Today there is no mail. I was hoping to see my mother but that will be for Wednesday with Sabrina [the daughter of Jacques Mesrine]. I will have to arbitrate the generational conflict once again.
I am waiting to know exactly the position that the little one wants to take and how she behaved during her freedom vacation. I spent a good part of the day writing my book [L'Instinct de mort]. I have a quarter done, I think it will take me a year to write it in its entirety..
For now, you are still a charming unknown because I am only 28 years old. Do you know that I am not gentle with myself? But what difficulties I encounter in remembering exactly certain facts. I intend to make a special chapter for the Percé affair.
I will talk to you about it in our next visit because I am not yet at that unfortunate time for us. Daoust [Mesrine's lawyer, the greatest criminal lawyer of the time] let a beautiful financial opportunity pass by delaying to respond to me about a book exclusively based on this trial. I am sure that he would like to finance the publication now. But he can go screw himself. In any case, there is a lot of money to be made. Nanou of my heart, I conclude with tender kisses on your lovely person - I adore you my angel." Jacques Mesrine meets Jeanne Schneider after his divorce from Maria de Soledad.Jeanne is a call-girl, whose pimps were killed by Mesrine, according to him. After several thefts committed in Europe, they flee to Quebec and continue their criminal activities. On June 30, 1969, in Percé (Canada), innkeeper Évelyne Le Bouthillier is found strangled to death at the motel Les Trois Sours. At the same time, police are searching for Jacques Mesrine, a French-born thug who will become public enemy number one, and his concubine Jeanne Schneider, for the botched kidnapping of the wealthy Georges Deslauriers.
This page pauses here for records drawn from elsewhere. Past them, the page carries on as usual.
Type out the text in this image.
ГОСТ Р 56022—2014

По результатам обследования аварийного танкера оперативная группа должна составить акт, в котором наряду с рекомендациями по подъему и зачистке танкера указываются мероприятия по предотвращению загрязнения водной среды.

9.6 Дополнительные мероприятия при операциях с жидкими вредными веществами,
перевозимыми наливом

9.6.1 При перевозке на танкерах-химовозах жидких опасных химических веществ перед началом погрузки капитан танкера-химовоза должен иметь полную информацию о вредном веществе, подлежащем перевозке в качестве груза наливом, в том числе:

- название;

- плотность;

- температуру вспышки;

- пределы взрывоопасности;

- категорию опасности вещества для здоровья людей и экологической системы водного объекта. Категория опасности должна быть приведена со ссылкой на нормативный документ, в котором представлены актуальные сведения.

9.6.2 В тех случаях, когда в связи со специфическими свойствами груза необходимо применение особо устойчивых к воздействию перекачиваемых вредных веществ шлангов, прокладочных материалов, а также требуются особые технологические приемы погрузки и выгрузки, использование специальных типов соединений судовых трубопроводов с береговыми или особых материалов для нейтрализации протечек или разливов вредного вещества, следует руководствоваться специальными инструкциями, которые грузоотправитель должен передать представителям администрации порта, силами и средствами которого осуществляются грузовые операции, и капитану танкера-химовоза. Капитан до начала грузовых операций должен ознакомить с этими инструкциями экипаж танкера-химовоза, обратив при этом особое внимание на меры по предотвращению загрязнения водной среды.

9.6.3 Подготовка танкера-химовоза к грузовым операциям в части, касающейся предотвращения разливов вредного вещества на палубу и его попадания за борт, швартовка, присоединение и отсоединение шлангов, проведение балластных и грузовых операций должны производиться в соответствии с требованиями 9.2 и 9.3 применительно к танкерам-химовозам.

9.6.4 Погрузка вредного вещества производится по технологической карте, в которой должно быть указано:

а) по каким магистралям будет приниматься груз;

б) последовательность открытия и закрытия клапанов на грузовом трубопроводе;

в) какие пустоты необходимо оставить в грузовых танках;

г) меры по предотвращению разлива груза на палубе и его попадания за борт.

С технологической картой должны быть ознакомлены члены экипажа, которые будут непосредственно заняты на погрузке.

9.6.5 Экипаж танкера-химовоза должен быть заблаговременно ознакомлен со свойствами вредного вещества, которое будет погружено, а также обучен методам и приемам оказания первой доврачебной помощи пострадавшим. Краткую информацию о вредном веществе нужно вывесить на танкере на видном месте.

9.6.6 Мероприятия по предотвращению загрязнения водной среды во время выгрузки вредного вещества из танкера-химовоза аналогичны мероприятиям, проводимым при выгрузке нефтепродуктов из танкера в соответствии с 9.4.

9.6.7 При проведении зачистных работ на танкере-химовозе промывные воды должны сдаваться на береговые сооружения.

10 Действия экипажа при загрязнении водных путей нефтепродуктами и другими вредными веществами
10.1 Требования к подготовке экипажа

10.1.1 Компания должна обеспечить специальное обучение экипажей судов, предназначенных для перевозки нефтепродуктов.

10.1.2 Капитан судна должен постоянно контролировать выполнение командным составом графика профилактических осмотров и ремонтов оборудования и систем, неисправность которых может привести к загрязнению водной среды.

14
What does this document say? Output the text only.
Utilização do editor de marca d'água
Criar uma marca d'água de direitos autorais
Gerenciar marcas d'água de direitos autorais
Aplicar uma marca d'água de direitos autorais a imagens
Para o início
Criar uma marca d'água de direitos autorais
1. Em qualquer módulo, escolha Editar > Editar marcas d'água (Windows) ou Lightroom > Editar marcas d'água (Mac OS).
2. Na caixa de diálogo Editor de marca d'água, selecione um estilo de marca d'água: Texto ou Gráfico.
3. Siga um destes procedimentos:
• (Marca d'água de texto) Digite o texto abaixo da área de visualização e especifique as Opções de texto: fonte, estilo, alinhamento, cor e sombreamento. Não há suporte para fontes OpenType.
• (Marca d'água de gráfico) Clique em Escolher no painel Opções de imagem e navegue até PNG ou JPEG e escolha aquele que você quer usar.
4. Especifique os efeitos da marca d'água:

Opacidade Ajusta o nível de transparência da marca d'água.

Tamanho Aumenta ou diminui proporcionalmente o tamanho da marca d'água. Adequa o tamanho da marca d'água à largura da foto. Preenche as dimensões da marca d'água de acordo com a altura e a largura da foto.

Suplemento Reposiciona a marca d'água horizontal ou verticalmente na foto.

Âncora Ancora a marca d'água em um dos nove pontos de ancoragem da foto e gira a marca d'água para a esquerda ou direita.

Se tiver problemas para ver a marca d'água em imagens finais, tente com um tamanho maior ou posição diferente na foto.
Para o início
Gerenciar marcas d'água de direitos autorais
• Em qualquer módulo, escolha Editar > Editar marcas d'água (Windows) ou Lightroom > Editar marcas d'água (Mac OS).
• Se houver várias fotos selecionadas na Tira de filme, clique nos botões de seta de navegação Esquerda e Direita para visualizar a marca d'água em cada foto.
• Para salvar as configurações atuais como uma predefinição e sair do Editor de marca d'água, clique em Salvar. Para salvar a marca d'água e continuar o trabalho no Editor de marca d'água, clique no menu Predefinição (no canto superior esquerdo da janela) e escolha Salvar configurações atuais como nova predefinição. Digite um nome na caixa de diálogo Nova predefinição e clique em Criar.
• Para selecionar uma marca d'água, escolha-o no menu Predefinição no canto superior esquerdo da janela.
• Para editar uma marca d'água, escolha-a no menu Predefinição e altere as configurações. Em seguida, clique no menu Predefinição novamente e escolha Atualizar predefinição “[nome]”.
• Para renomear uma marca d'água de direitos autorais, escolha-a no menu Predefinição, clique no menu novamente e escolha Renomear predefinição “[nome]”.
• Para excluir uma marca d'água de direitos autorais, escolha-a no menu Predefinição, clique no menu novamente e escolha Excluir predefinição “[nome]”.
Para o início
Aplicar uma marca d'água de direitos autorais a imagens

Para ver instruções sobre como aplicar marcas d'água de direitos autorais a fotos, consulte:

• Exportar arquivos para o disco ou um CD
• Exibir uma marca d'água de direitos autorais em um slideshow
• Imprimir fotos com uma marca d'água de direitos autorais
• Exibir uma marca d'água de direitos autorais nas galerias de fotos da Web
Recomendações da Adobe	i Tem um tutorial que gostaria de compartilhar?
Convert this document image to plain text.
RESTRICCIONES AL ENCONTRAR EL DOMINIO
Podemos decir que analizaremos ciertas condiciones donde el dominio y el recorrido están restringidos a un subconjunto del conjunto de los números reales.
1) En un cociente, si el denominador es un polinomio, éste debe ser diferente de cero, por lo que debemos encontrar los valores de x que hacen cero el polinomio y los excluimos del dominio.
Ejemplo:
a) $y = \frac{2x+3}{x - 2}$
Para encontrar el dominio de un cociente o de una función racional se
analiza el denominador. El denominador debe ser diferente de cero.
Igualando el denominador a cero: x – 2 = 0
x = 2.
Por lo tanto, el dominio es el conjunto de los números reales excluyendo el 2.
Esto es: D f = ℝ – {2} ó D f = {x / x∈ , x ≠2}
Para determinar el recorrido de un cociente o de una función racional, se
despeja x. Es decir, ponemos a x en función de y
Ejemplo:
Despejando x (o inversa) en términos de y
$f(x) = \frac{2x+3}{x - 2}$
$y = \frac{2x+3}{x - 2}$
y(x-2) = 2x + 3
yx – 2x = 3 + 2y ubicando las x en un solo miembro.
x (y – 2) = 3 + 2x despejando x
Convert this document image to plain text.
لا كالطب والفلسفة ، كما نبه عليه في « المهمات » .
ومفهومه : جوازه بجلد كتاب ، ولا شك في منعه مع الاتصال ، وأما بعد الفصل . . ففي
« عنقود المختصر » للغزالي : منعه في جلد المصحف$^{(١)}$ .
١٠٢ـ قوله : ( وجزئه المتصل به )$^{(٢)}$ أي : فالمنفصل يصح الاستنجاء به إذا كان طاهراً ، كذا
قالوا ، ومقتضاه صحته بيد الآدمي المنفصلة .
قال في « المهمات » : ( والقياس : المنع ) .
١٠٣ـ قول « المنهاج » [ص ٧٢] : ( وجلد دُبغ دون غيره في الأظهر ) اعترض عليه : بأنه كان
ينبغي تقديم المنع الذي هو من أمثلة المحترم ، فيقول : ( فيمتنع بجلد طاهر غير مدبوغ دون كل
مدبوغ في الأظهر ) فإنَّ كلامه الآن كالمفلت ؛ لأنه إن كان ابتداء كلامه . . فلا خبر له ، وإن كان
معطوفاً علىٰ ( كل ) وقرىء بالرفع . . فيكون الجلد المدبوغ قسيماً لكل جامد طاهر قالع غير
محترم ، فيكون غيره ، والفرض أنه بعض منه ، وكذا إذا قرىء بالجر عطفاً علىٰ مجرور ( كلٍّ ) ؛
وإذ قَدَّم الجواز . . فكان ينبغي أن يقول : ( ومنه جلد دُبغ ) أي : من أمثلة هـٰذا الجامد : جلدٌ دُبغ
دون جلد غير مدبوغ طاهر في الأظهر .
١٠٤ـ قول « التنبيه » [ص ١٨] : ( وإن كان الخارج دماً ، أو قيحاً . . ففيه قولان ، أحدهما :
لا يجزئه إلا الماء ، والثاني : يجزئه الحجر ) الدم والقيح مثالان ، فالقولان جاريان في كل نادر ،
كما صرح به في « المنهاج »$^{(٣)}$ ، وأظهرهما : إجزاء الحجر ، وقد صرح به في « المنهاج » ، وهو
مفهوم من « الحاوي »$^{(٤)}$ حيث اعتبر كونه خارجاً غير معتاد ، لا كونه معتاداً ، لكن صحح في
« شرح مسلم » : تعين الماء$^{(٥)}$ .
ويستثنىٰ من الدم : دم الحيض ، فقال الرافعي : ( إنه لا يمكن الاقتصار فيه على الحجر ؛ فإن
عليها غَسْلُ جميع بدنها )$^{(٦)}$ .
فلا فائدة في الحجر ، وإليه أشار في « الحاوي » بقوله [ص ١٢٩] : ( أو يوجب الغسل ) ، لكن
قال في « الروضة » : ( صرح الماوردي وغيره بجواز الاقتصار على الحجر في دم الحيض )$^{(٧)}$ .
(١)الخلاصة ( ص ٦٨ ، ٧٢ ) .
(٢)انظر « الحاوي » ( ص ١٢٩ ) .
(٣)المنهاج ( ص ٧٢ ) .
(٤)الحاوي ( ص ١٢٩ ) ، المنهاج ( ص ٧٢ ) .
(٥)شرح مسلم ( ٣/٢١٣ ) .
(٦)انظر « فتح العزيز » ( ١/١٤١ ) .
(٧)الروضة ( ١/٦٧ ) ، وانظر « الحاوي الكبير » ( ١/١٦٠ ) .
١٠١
Their fingerprints are found on items belonging to the victim. From then on, they will be charged with murder. Despite overwhelming circumstantial evidence, the jurors render a verdict of not guilty.Other thefts will land them several years in prison in Quebec. Mesrine escapes from Saint-Vincent-de-Paul prison with five other inmates including Jean-Paul Mercier on August 21, 1972.